Book Review: Before Stonewall by Edward Cohen
The short stories in this collection from Austin's Awst Press simmer with queer rage, grief, and longing
Reviewed by Rosalind Faires, Fri., June 25, 2021
You have a word on the tip of your tongue. You know it but you've just forgotten it, or you know it and you're scared to say it, or you're feeling something new and strange and you are praying that there's language for this, that you're not the only one. The nearness of the word is maddening, whether it's an inch or a mile away. You might lash out. You might fall into a funk. You might find yourself squinting off in the distance, trying to imagine a world where the word comes easily, no trouble at all.

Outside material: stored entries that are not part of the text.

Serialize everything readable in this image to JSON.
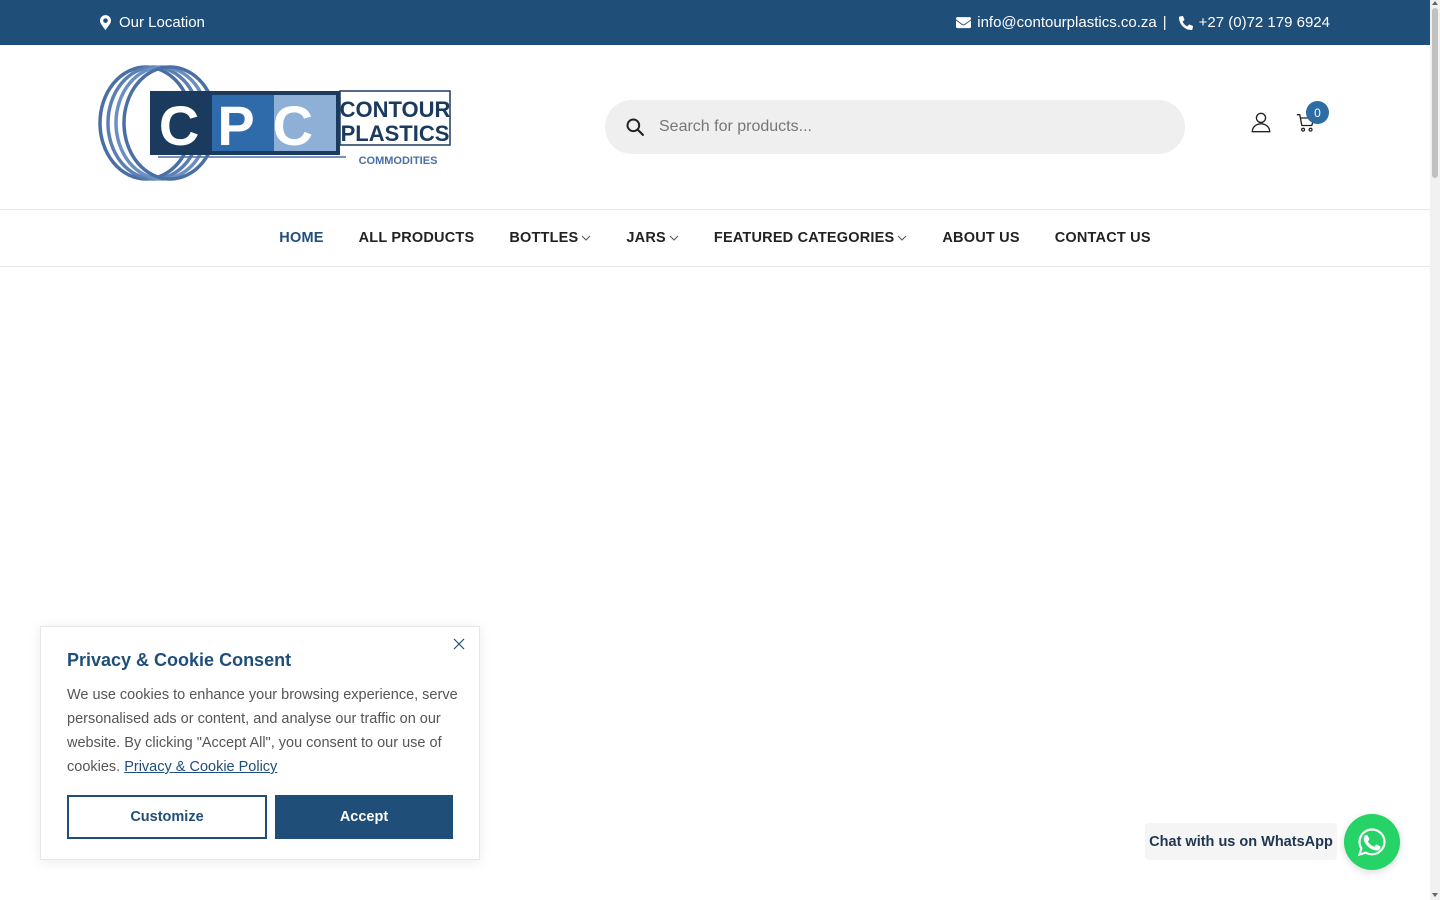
{
  "topbar": {
    "location_label": "Our Location",
    "email": "info@contourplastics.co.za",
    "separator": "|",
    "phone": "+27 (0)72 179 6924"
  },
  "header": {
    "logo": {
      "initials": "CPC",
      "line1": "CONTOUR",
      "line2": "PLASTICS",
      "line3": "COMMODITIES"
    },
    "search": {
      "placeholder": "Search for products..."
    },
    "cart_count": "0"
  },
  "nav": {
    "items": [
      {
        "label": "HOME",
        "active": true
      },
      {
        "label": "ALL PRODUCTS"
      },
      {
        "label": "BOTTLES",
        "dropdown": true
      },
      {
        "label": "JARS",
        "dropdown": true
      },
      {
        "label": "FEATURED CATEGORIES",
        "dropdown": true
      },
      {
        "label": "ABOUT US"
      },
      {
        "label": "CONTACT US"
      }
    ]
  },
  "cookie": {
    "title": "Privacy & Cookie Consent",
    "body": "We use cookies to enhance your browsing experience, serve personalised ads or content, and analyse our traffic on our website. By clicking \"Accept All\", you consent to our use of cookies.",
    "policy_link": "Privacy & Cookie Policy",
    "customize_label": "Customize",
    "accept_label": "Accept"
  },
  "whatsapp": {
    "label": "Chat with us on WhatsApp"
  },
  "colors": {
    "brand": "#1f4e79",
    "accent": "#2e6da4",
    "whatsapp": "#25d366"
  }
}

A reaching for language and understanding threads throughout Before Stonewall, playwright and author Edward M. Cohen's new short story collection. The narrators and protagonists of these stories are almost exclusively young gay men working in and around the New York theatre scene between 1948 and, as the title suggests, June 1969. It's not just their own queer desires and the strictures of the time that stymie them – they also work at comprehending how their parents and peers move through the world, how ambition motivates some people while others settle, what pursuing art looks like to themselves and others, why they themselves are so angry or scared or changeable or lonely.
A High School of Performing Arts alumnus aches over the classmate who most deserved a shot at fame in "Golden Boys and Girls," we follow the misadventures of an aspiring actor/part-time furrier employee in "The Wonders of Art," see tumultuous gay relationships marred by distrust and violence in "Cream of Mushroom Soup" and "This Treacherous Life," and wrestle with the legacies of complicated mothers and fathers in "Choreographer," "Shiva," and "Cheez Doodles." With so many of the stories written as first-person reminiscences, it's tempting to approach this anthology almost more as an intimate oral history than a short story collection, but that undersells Cohen's craft, both in individual entries and the collection's overall composition. We see gay slurs wound closeted protagonists, the specter of McCarthyism infect everything and everyone with a fear of traitors and subversion, furtive glances be misinterpreted and overanalyzed – again and again, forced secrecy and shame decaying friendships, curtailing necessary conversations, and breeding melancholy and rage in our protagonists. But still there are these little points of light, the moments of laughter, the sheen of youth and beauty and promise on so many characters. The past may be threatening, but it's hard not to want to gaze at it, take it all in.
The bookends of the collection, "A Story of Early Love" and "After Stonewall," are clever entry and exit points, asking bittersweet questions about what it means, as a queer person, to envision yourself as a protagonist. In the former, an unnamed narrator recalls the crush two straight 10-year-old schoolmates had on each other, a tale he focused on before he was capable of dreaming "new stories in which [he], perhaps, could play a part," and in the latter, an "old-timer" named Al cruises, people-watches, and converses with old friends in a Kingston, N.Y., park late at night. In both, there seem to be intermingled love and mourning for younger selves who survived material danger because of who they are, though they might not have always been able to put into words what made them different.
There just might be an invitation there – not just to cherish the stories of our queer elders who have survived illness, cruelty, and silencing, but to forgive ourselves when we need to take our time to find our words and speak them.